Vim parar na casa de Piglia por conta de um grande amigo, de infância, o saxofonista de jazz Luis Nacht. Quando Luis voltou a Buenos Aires depois de 10 anos exilado no México durante a ditadura da Argentina, comprou o apartamento ao lado. E assim foram vizinhos, se tornaram grandes amigos e mesmo parceiros no belo álbum La incertidumbre. Estou aqui enquanto Martha, sua viúva, está na Espanha.

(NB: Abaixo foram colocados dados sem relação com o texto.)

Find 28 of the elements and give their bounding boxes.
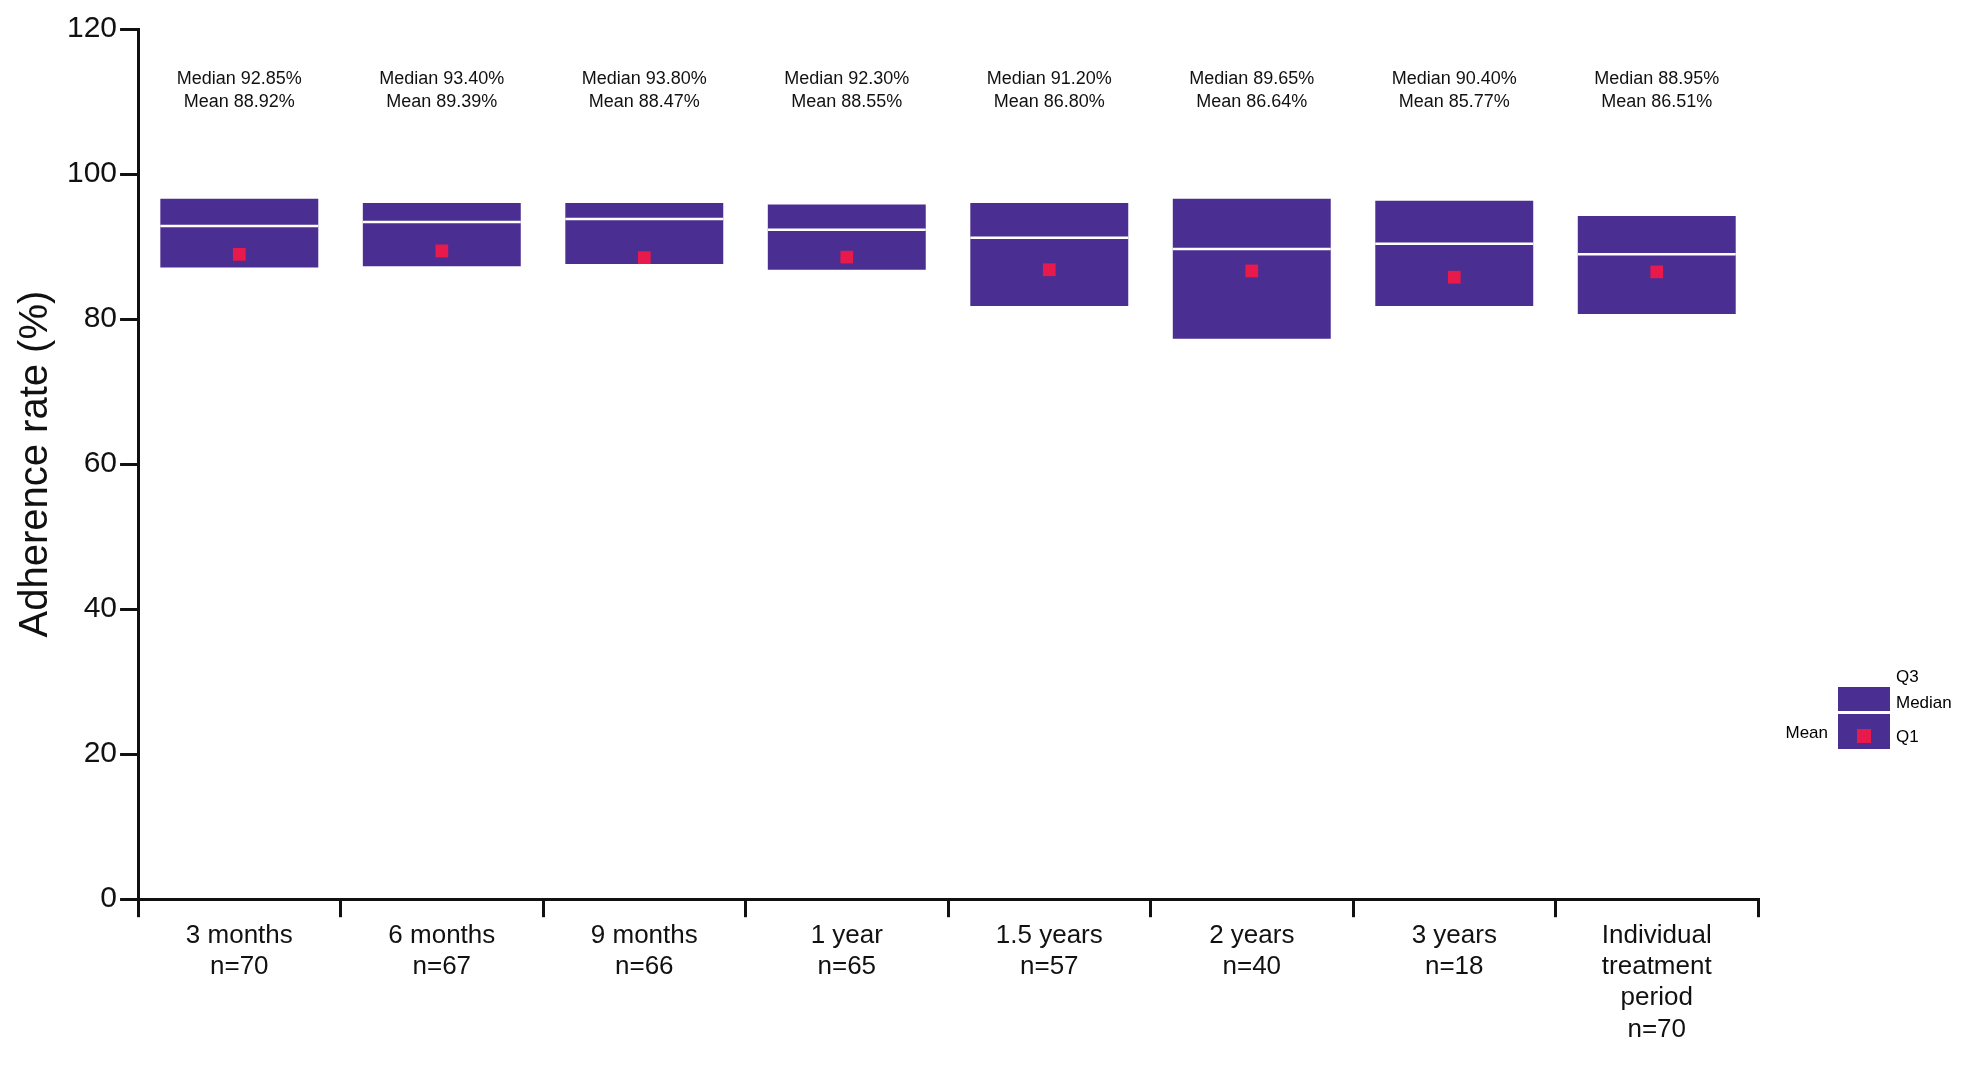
x-tick-label: Individual treatment period n=70 [1601, 918, 1713, 1043]
y-tick-label: 60 [83, 445, 118, 479]
x-tick-label: 6 months n=67 [388, 918, 496, 981]
y-tick-label: 80 [83, 300, 118, 334]
annotation: Median 93.80% Mean 88.47% [581, 68, 707, 111]
x-tick-label: 9 months n=66 [590, 918, 698, 981]
annotation: Median 91.20% Mean 86.80% [986, 68, 1112, 111]
y-tick-label: 40 [83, 590, 118, 624]
text: Median [1896, 693, 1952, 714]
text: Q3 [1896, 667, 1919, 688]
y-tick-label: 0 [100, 880, 118, 914]
annotation: Median 90.40% Mean 85.77% [1391, 68, 1517, 111]
annotation: Median 92.30% Mean 88.55% [784, 68, 910, 111]
y-axis-title: Adherence rate (%) [11, 290, 56, 638]
annotation: Median 93.40% Mean 89.39% [379, 68, 505, 111]
x-tick-label: 2 years n=40 [1209, 918, 1295, 981]
y-tick-label: 120 [66, 10, 118, 44]
x-tick-label: 3 months n=70 [185, 918, 293, 981]
y-tick-label: 20 [83, 735, 118, 769]
annotation: Median 88.95% Mean 86.51% [1594, 68, 1720, 111]
annotation: Median 89.65% Mean 86.64% [1189, 68, 1315, 111]
text: Mean [1784, 723, 1828, 744]
annotation: Median 92.85% Mean 88.92% [176, 68, 302, 111]
y-tick-label: 100 [66, 155, 118, 189]
x-tick-label: 3 years n=18 [1411, 918, 1497, 981]
text: Q1 [1896, 727, 1919, 748]
x-tick-label: 1 year n=65 [810, 918, 884, 981]
x-tick-label: 1.5 years n=57 [995, 918, 1103, 981]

Os apartamentos são desses que chamamos “pehache”, de p.h., propriedade horizontal. É um tipo de construção muito comum em Buenos Aires, das casas chorizo – as propriedades ficam distribuídas em um corredor lateral comprido, uma depois da outra, como uma sequência de linguiça. E a do Piglia, sendo a última delas, fica no coração do quarteirão.

(Foto: Javier Balbinder)

Na noite em que cheguei, pedi ao Luis que me emprestasse um livro do Piglia, porque queria sentir com mais força esse ambiente. Tinha lido apenas o Plata quemada, que achei uma vez na casa da minha mãe. Luis me entregou O caminho de ida. No livro, o personagem Emilio Renzi é uma espécie de alter ego do escritor que, assim como ele, vai dar aula de literatura em Princeton. Lá, fica hospedado na casa de um professor que foi passar um ano na Alemanha. E então o livro conta como o personagem vive justo esse momento, de reconhecer o espaço, os objetos, os livros da biblioteca, se sentindo um voyeur na casa do professor. Um pouco como tenho me sentido aqui.


(Fotos: Javier Balbinder)

Às vezes, escuto meu amigo tocar, na casa ao lado. Sinto que de alguma maneira esse convívio de ambos influenciou quem Luis se tornou – algo a ver com o jazz do Luis, que não é portenho, e não tem nada a ver com tango. Dia desses, fizemos um dueto, eu no oboé, ele na flauta. Acho que seria uma boa música de fundo para ler Piglia.


Javier Andrés Balbinder nasceu em Buenos Aires e mora no Brasil desde 1977. Há 20 anos, é oboísta da OSPA, em Porto Alegre.